What if you woke up tomorrow and completely lost access to your bank account, credit cards, PayPal, and Venmo, all because of something you posted online?
What if you woke up tomorrow and completely lost access to your bank account, credit cards, PayPal, and Venmo, all because of something you posted online?
Without having watched the video, but having an idea of what it’s about given seeing a few places and creators I follow being sanctioned because the payment processors getting butthurt, I think it’s worth mentioning crypto and direct competitors to the Visa and Mastercard mono(duo?)poly.
On crypto, if issue is that it burns too much energy, afaik generally new technologies are like that, improvements to consumption happening over time.
And about direct competitors, Russia made one from what I read, Brazil has Elo, and I think the EU was introducing their own recently. All 3 countries/country-like territories with their own problems, but I think it’s a worth idea to copy and improve upon.
Also fomenting use of physical cash is a good idea too, me thinks.
Fwiw, there are already some cryptos which use proof-of-stake instead of proof-of-work which overcomes the entire electricity consumption thing.
I do wish that places started accepting cryptos which were meant to be used for transactions (e.g. NANO) rather than ones like bitcoin that just happen to have existed for a while, but is technically inferior to most everything else.
Unfortunately, crypto in general challenges not just payment processors but the entire banking industry, and that’s probably too much to ever succeed.
Interesting!
About challenging the industry, I remember reading some years ago that Visa/MC enforced higher taxes on the companies that also accepted crypto. If that is/still is a thing, might give a hint of why it isn’t more widely accepted.

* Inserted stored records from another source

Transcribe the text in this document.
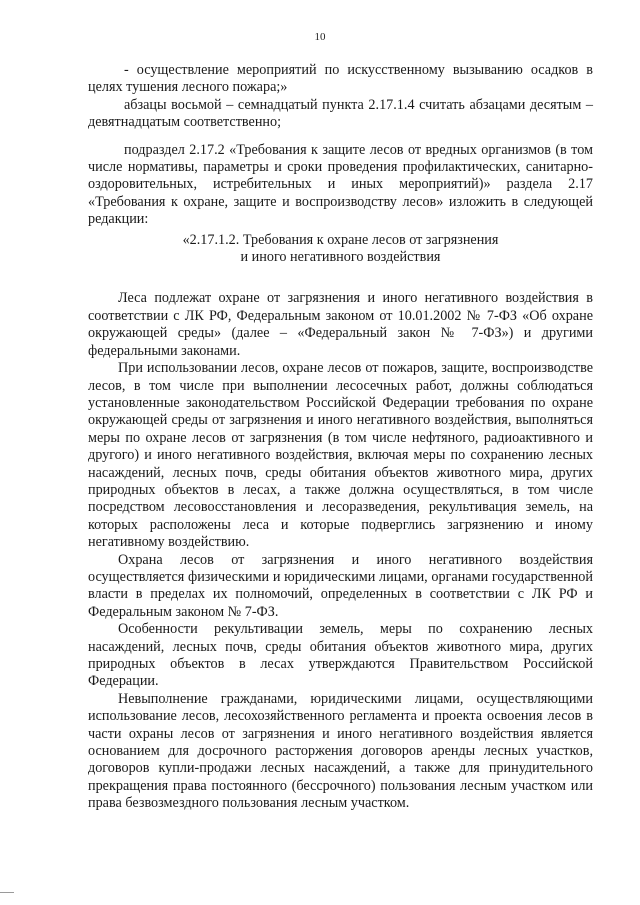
10

- осуществление мероприятий по искусственному вызыванию осадков в целях тушения лесного пожара;»

абзацы восьмой – семнадцатый пункта 2.17.1.4 считать абзацами десятым – девятнадцатым соответственно;

подраздел 2.17.2 «Требования к защите лесов от вредных организмов (в том числе нормативы, параметры и сроки проведения профилактических, санитарно-оздоровительных, истребительных и иных мероприятий)» раздела 2.17 «Требования к охране, защите и воспроизводству лесов» изложить в следующей редакции:

«2.17.1.2. Требования к охране лесов от загрязнения

и иного негативного воздействия

Леса подлежат охране от загрязнения и иного негативного воздействия в соответствии с ЛК РФ, Федеральным законом от 10.01.2002 № 7-ФЗ «Об охране окружающей среды» (далее – «Федеральный закон № 7-ФЗ») и другими федеральными законами.

При использовании лесов, охране лесов от пожаров, защите, воспроизводстве лесов, в том числе при выполнении лесосечных работ, должны соблюдаться установленные законодательством Российской Федерации требования по охране окружающей среды от загрязнения и иного негативного воздействия, выполняться меры по охране лесов от загрязнения (в том числе нефтяного, радиоактивного и другого) и иного негативного воздействия, включая меры по сохранению лесных насаждений, лесных почв, среды обитания объектов животного мира, других природных объектов в лесах, а также должна осуществляться, в том числе посредством лесовосстановления и лесоразведения, рекультивация земель, на которых расположены леса и которые подверглись загрязнению и иному негативному воздействию.

Охрана лесов от загрязнения и иного негативного воздействия осуществляется физическими и юридическими лицами, органами государственной власти в пределах их полномочий, определенных в соответствии с ЛК РФ и Федеральным законом № 7-ФЗ.

Особенности рекультивации земель, меры по сохранению лесных насаждений, лесных почв, среды обитания объектов животного мира, других природных объектов в лесах утверждаются Правительством Российской Федерации.

Невыполнение гражданами, юридическими лицами, осуществляющими использование лесов, лесохозяйственного регламента и проекта освоения лесов в части охраны лесов от загрязнения и иного негативного воздействия является основанием для досрочного расторжения договоров аренды лесных участков, договоров купли-продажи лесных насаждений, а также для принудительного прекращения права постоянного (бессрочного) пользования лесным участком или права безвозмездного пользования лесным участком.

I think you’re confusing Elo (just a local company) with Pix, a government created interbank payment system. And from what I know of Pix, yes, we should all definitely copy that.
Elo the “bandeira” (forgot the name), similar to Visa and Mastercard. But about Pix, now that you mention it, I think PayPal does too? Although not in some countries.
Pix has no taxing whatsoever in direct transactions. The only reason people still use cards is due to habit.
Banks also offer parceling payment, but each one does that on it’s own way afaik. I never used it. Not leaving payments for the future is a load of my mind tbh.